Fig 1. The short effect, in the parasite, when growth co-cultured with native bacteria.

A short temporal evaluation (0 to 120 minutes) showing the activity of each one of the ten native bacteria isolated from Lu. longipalpis when co-culture with four Leishmania species: (A) L.i. chagasi, (B) L. amazonensis, (C) L. braziliensis, and (D) L. major.

Fig 2. The long term mortality of Leishmania species when co-cultured with native bacteria.

Over a 120 hrs. evaluation showing a reduction in parasite growth exerted upon four Leishmania species when co-cultured with ten bacterial genera isolated from Lu. longipalpis. (A) L.i. chagasi, (B) L. amazonensis, (C) L. braziliensis, and (D) L. major.

Fig 3. The effect of co-infection of L. i. chagasi and native bacteria.

In vivo co-infection showing the result of the co-infection of L. i. chagasi (initial concentration 4x10⁶ parasites/mL) with all ten bacterial taxa (initial concentration of 10⁸ CFU/mL) isolated from Lu. longipalpis. The midguts individually macerated, and the number of parasites alive counted under a hemocytometer. The groups co-infected with Serratia and Lysinibacillus showed the lowest infection rate (statistically significant differences observed. α = 0.05). Six days post-infection, for all isolates, the number of parasites per midgut was lower than the pre-treated control.
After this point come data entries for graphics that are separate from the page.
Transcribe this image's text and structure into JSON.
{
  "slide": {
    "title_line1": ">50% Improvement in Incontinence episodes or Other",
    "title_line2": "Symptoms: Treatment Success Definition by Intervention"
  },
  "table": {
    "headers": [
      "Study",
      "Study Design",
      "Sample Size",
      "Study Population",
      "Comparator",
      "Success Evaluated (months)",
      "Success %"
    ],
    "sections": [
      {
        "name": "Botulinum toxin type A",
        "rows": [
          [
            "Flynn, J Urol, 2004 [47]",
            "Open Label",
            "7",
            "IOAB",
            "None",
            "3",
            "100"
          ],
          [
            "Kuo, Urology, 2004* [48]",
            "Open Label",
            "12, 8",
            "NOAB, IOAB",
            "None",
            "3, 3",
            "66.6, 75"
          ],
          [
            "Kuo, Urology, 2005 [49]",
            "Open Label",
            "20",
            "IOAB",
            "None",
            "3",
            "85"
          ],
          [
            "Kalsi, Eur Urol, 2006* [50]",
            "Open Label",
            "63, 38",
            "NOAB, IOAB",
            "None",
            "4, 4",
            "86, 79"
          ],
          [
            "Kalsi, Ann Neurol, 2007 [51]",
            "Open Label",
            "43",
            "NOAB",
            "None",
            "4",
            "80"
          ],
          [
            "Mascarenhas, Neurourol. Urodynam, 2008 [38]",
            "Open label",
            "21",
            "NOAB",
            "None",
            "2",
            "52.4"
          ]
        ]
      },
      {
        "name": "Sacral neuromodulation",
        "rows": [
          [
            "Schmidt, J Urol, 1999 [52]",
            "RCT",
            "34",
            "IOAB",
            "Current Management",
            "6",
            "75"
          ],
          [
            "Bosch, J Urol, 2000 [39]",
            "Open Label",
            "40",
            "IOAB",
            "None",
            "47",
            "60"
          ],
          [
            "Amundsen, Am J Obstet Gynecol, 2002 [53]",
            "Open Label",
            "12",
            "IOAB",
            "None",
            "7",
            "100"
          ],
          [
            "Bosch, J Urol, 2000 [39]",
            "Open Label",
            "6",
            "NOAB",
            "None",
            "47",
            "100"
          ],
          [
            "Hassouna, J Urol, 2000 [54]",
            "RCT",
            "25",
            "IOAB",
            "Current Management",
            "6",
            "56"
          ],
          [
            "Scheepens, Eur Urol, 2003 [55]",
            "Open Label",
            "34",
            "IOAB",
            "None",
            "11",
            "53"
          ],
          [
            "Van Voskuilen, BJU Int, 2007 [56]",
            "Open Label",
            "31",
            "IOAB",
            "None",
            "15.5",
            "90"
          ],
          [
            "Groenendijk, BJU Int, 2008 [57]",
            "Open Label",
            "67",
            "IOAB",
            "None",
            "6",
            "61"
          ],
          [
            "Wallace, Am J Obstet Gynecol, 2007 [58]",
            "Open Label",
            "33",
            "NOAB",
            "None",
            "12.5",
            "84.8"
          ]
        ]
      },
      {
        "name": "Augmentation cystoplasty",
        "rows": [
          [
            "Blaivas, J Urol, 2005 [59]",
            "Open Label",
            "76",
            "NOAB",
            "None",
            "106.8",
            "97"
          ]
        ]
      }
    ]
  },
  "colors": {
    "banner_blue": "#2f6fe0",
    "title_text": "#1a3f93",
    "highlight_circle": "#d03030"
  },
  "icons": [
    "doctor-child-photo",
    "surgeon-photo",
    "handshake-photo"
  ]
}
Fig 4. Co-infection with the native bacteria and the effect in the live parasite.

In vivo co- infection of L. i. chagasi (A), L. amazonensis (B), and L. major (C) with the genera Lysinibacillus, Pseudocitrobacter, or Serratia affect live parasite counts. The sandflies were infected by artificial feeding with 4 × 10⁶mL logarithmic phase promastigotes and bacterial isolates at 1 x 10⁸ / mL. Three and six days post-infection the midguts were individually macerated Moreover, the number of parasites alive counted under a hemocytometer.